「几位,跟我们走一趟吧。」
艾新国一愣:
「你们是什麽人?这是学校,你们没权利——」
他的话没说完,两个战士已经架住了他的胳膊。
那力道不大,却让他动弹不得。
他挣扎着回头看,只见郎铁成也被架了起来,脸上的倨傲早就变成了惊恐。
「我是副校长!你们不能——」
声音消失在夜幕之中。
剩下的几个校领导,你看我,我看你,脸上的血色一点一点褪尽。
然后,齐刷刷的低下了头。
勾着脑袋,收敛神色,恨不得把自己缩进椅子里。
他们当中,有改姓佟的佟佳氏,有改姓马的马佳氏,有改姓齐的齐佳氏。
户口本上清一色的汉族,可家谱里记得清清楚楚,祖上是从西伯利亚那边过来的,是正儿八经的外族蛮夷。
只不过,他们祖上传下来的话,和艾新国家的不太一样。
艾新国家传的是「改姓不改谱」,他们家传的可是「改了就别回头」。
当年改姓的时候,老祖宗跪在祠堂里磕了三个响头,哭着说:
「从今往后,咱们就不是旗人了。
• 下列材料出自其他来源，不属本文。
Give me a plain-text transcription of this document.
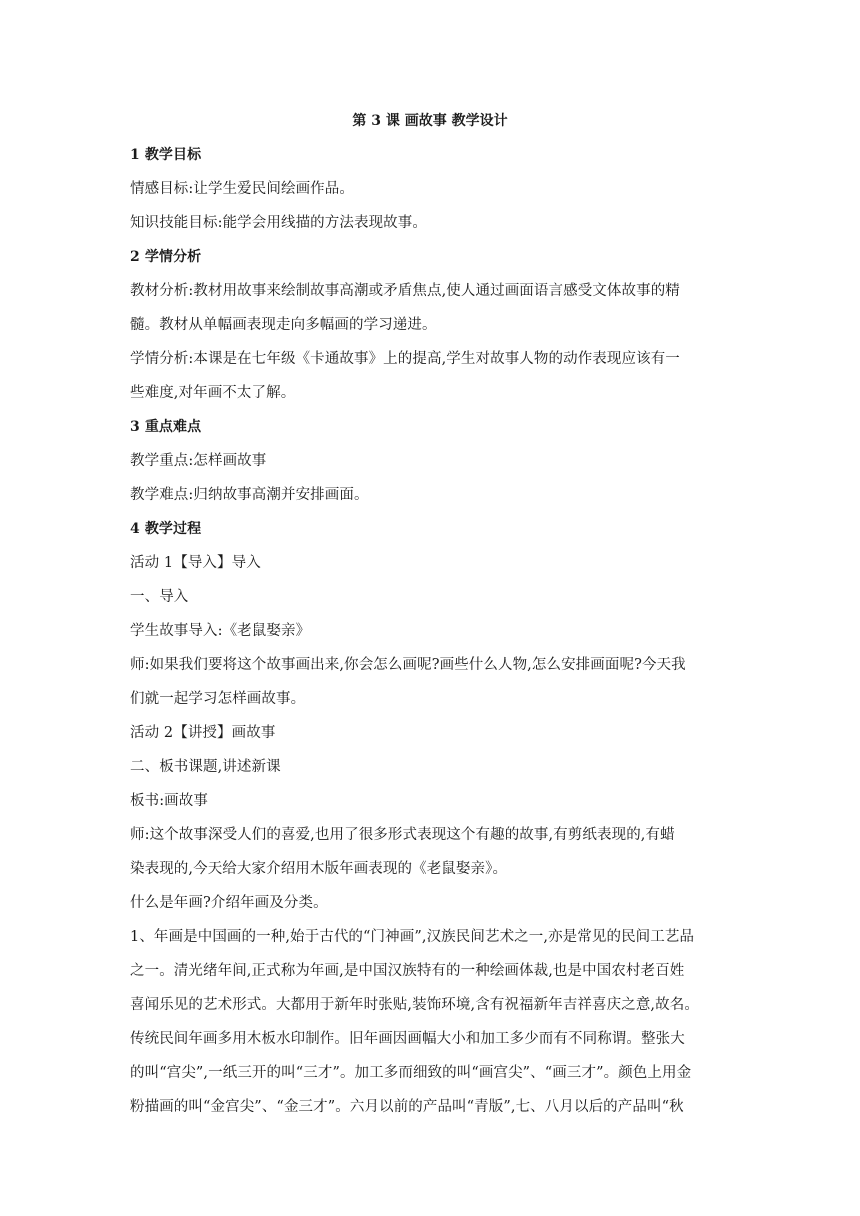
第 3 课 画故事 教学设计
1 教学目标
情感目标:让学生爱民间绘画作品。
知识技能目标:能学会用线描的方法表现故事。
2 学情分析
教材分析:教材用故事来绘制故事高潮或矛盾焦点,使人通过画面语言感受文体故事的精
髓。教材从单幅画表现走向多幅画的学习递进。
学情分析:本课是在七年级《卡通故事》上的提高,学生对故事人物的动作表现应该有一
些难度,对年画不太了解。
3 重点难点
教学重点:怎样画故事
教学难点:归纳故事高潮并安排画面。
4 教学过程
活动 1【导入】导入
一、导入
学生故事导入:《老鼠娶亲》
师:如果我们要将这个故事画出来,你会怎么画呢?画些什么人物,怎么安排画面呢?今天我
们就一起学习怎样画故事。
活动 2【讲授】画故事
二、板书课题,讲述新课
板书:画故事
师:这个故事深受人们的喜爱,也用了很多形式表现这个有趣的故事,有剪纸表现的,有蜡
染表现的,今天给大家介绍用木版年画表现的《老鼠娶亲》。
什么是年画?介绍年画及分类。
1、年画是中国画的一种,始于古代的“门神画”,汉族民间艺术之一,亦是常见的民间工艺品
之一。清光绪年间,正式称为年画,是中国汉族特有的一种绘画体裁,也是中国农村老百姓
喜闻乐见的艺术形式。大都用于新年时张贴,装饰环境,含有祝福新年吉祥喜庆之意,故名。
传统民间年画多用木板水印制作。旧年画因画幅大小和加工多少而有不同称谓。整张大
的叫“宫尖”,一纸三开的叫“三才”。加工多而细致的叫“画宫尖”、“画三才”。颜色上用金
粉描画的叫“金宫尖”、“金三才”。六月以前的产品叫“青版”,七、八月以后的产品叫“秋
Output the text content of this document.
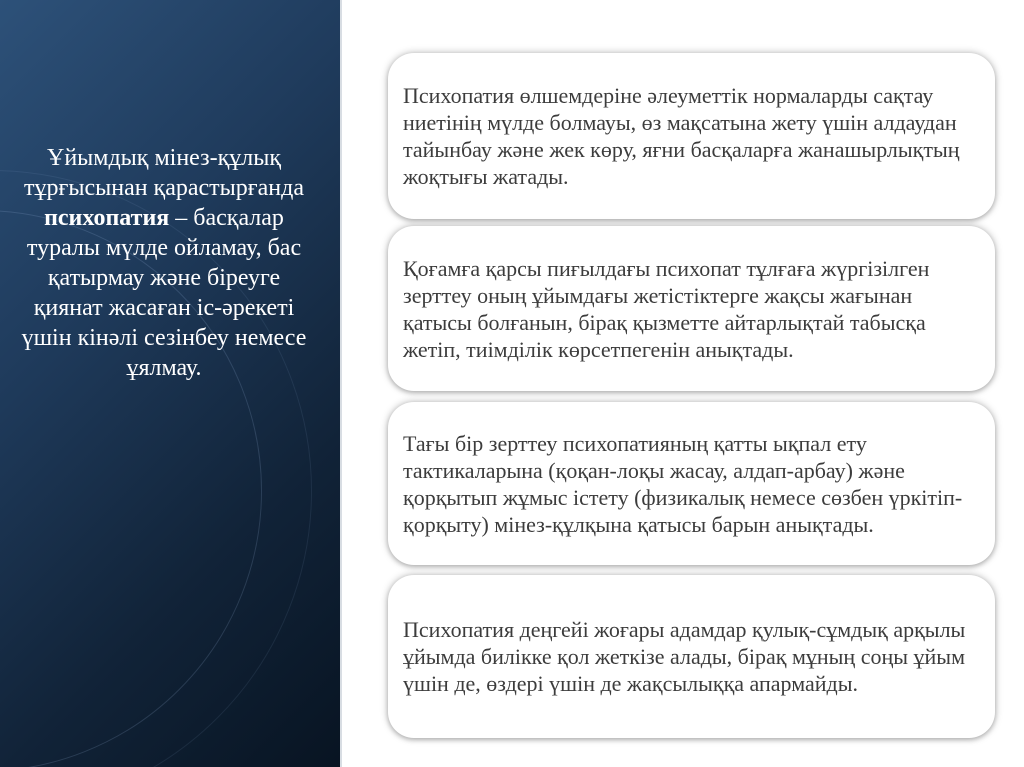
Ұйымдық мінез-құлық тұрғысынан қарастырғанда психопатия – басқалар туралы мүлде ойламау, бас қатырмау және біреуге қиянат жасаған іс-әрекеті үшін кінәлі сезінбеу немесе ұялмау.

Психопатия өлшемдеріне әлеуметтік нормаларды сақтау ниетінің мүлде болмауы, өз мақсатына жету үшін алдаудан тайынбау және жек көру, яғни басқаларға жанашырлықтың жоқтығы жатады.

Қоғамға қарсы пиғылдағы психопат тұлғаға жүргізілген зерттеу оның ұйымдағы жетістіктерге жақсы жағынан қатысы болғанын, бірақ қызметте айтарлықтай табысқа жетіп, тиімділік көрсетпегенін анықтады.

Тағы бір зерттеу психопатияның қатты ықпал ету тактикаларына (қоқан-лоқы жасау, алдап-арбау) және қорқытып жұмыс істету (физикалық немесе сөзбен үркітіп-қорқыту) мінез-құлқына қатысы барын анықтады.

Психопатия деңгейі жоғары адамдар қулық-сұмдық арқылы ұйымда билікке қол жеткізе алады, бірақ мұның соңы ұйым үшін де, өздері үшін де жақсылыққа апармайды.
谁也别提,谁也别认。就当,就当祖坟被人平了吧。」
改了就改了,别回头。
回头就是万丈深渊。
可他们到底还是回头了!
偷偷摸摸地回头,在市井偷摸着替祖宗说话,在单位里替「满族文化」争取经费,在饭桌上说「清朝也有贡献」。
他们以为自己藏得很好,以为没人知道他们的底细。
可电影里那句话说得太对了——
鬼和咱们不一样,一眼就能看穿。
妖,最善变化,它们变得和我们一样,是披着人皮的畜生。
他们勾着脑袋,大气都不敢出。
然而,最让他们糟心的是——
银幕上,出现了羊群。
还有一眼就看得出来的牧民——典型的草原游牧服装,皮袍子,毡帽子,脸被风沙吹得粗糙。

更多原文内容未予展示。